Strong sales of its residential projects will be another positive catalyst.

Maintain BUY with a target price of $3.42, pegged at a 20% discount to its RNAV.

Source: Kim Eng

Re: Hotel Properties

PostPosted: Thu Dec 06, 2012 5:00 pm
by winston
not vested

Don’t miss out on deep value plays.

We reiterate our BUY call on the stock and raise our target price to SGD3.24, pegged to a 30% discount to RNAV of SGD4.63/share.

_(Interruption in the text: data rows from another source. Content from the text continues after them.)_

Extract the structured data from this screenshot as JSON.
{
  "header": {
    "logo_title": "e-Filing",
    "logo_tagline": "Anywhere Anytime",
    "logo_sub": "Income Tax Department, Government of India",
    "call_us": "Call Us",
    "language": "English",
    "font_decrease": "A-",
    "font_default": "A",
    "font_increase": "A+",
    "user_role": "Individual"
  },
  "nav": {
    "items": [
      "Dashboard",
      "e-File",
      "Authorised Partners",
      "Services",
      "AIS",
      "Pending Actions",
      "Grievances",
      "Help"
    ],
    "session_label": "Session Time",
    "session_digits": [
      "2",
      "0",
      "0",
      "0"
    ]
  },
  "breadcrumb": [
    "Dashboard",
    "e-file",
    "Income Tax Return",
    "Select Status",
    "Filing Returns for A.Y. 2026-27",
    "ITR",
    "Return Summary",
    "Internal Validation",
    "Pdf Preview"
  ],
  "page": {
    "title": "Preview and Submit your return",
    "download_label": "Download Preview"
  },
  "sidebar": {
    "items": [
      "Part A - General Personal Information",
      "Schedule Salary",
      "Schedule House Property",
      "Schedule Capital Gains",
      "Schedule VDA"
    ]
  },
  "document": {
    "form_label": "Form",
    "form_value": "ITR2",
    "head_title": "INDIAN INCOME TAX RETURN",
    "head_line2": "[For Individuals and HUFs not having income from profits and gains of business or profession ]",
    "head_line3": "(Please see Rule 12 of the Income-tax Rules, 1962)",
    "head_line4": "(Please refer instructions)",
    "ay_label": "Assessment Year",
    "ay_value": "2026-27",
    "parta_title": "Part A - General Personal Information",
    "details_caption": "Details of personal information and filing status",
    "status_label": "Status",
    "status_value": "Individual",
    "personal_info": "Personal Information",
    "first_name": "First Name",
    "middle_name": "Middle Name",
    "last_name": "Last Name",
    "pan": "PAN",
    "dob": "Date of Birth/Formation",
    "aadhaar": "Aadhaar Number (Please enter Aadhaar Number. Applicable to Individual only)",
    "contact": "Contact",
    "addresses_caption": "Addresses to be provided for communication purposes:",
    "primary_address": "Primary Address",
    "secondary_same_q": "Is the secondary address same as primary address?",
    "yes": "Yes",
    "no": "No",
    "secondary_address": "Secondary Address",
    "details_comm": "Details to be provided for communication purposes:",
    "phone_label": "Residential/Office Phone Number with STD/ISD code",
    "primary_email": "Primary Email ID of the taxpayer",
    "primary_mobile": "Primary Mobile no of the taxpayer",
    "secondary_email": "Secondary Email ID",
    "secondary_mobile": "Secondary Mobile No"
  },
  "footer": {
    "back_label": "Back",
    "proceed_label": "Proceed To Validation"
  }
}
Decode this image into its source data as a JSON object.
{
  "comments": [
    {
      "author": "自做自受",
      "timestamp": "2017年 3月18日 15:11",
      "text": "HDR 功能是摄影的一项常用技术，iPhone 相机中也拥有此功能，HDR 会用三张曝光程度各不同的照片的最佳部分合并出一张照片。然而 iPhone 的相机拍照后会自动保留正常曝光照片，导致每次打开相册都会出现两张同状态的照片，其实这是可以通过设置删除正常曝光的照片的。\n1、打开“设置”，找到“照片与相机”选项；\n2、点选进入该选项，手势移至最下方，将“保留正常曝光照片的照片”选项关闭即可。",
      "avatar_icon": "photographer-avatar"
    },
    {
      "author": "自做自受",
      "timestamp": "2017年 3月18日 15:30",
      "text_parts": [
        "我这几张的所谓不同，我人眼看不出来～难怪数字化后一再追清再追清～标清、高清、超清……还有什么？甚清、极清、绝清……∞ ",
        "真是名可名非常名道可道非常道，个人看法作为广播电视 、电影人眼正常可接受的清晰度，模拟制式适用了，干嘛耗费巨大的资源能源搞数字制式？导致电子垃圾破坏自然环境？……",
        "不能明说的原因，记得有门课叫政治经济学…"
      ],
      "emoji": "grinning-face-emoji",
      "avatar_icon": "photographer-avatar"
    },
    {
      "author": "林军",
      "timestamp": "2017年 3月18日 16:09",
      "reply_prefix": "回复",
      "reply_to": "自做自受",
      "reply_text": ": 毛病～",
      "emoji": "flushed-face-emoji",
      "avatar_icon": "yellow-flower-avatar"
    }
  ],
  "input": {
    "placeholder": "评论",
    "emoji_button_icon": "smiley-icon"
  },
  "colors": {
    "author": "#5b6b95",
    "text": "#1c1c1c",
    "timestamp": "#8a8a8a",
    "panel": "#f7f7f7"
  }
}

Recent rounds of privatization may continue to stir the pot for deep-asset developers to privatise their assets at a bargain.

Source: Kim Eng

http://www.remisiers.org/cms_images/res ... 612121.pdf

Re: Hotel Properties

PostPosted: Wed Apr 16, 2014 7:14 pm
by winston
not vested

We are recommending investors with a mid-longer term view to HOLD/ADD to their HPL holdings as

a. Ong Beng Seng (OBS) and Wheelock Properties (WP) $3.50 a share offer for the 58.09% stake that they do not own in HPL only values the stock at 1.13x its NTA of $3.13 which pales in comparison to UOL’s 1.65x price to book offer for Pan Pacific Hotels in Oct’13;

b. upon the lifting of the trading halt yesterday, HPL shares have traded consistently above the $3.50 per share offer and closed at $3.53 on higher than normal volumes of 2.961mln shares which implies that there is a possibility that OBS’s inlaws, namely the Fu family who cumulatively own 29% of HPL could put in a counter bid on their own given that they have not indicated that they will give in their shares to the OBS/WP consortium;

c. the long-time talked about redevelopment potential of HPL and WP’s assets along orchard road, namely Four Seasons Hotel, Hilton Hotel, HPL House, Forum The Shopping Mall and Wheelock Place will finally start to happen given OBS and WP’s latest move that also states that if nothing were to happen over the next 5 years (after the closing of the offer), their respective stakes will be distributed back to them;

d. based on the 8 cents (4 cents normal and 4 cents special) 2013 dividend, investors are still paid a reasonable 2.3% yield to wait for positive developments to happen;

e. while there is currently no coverage on HPL we note that Kim Eng’s last note in 2012 on the company puts its RNAV at $4.60.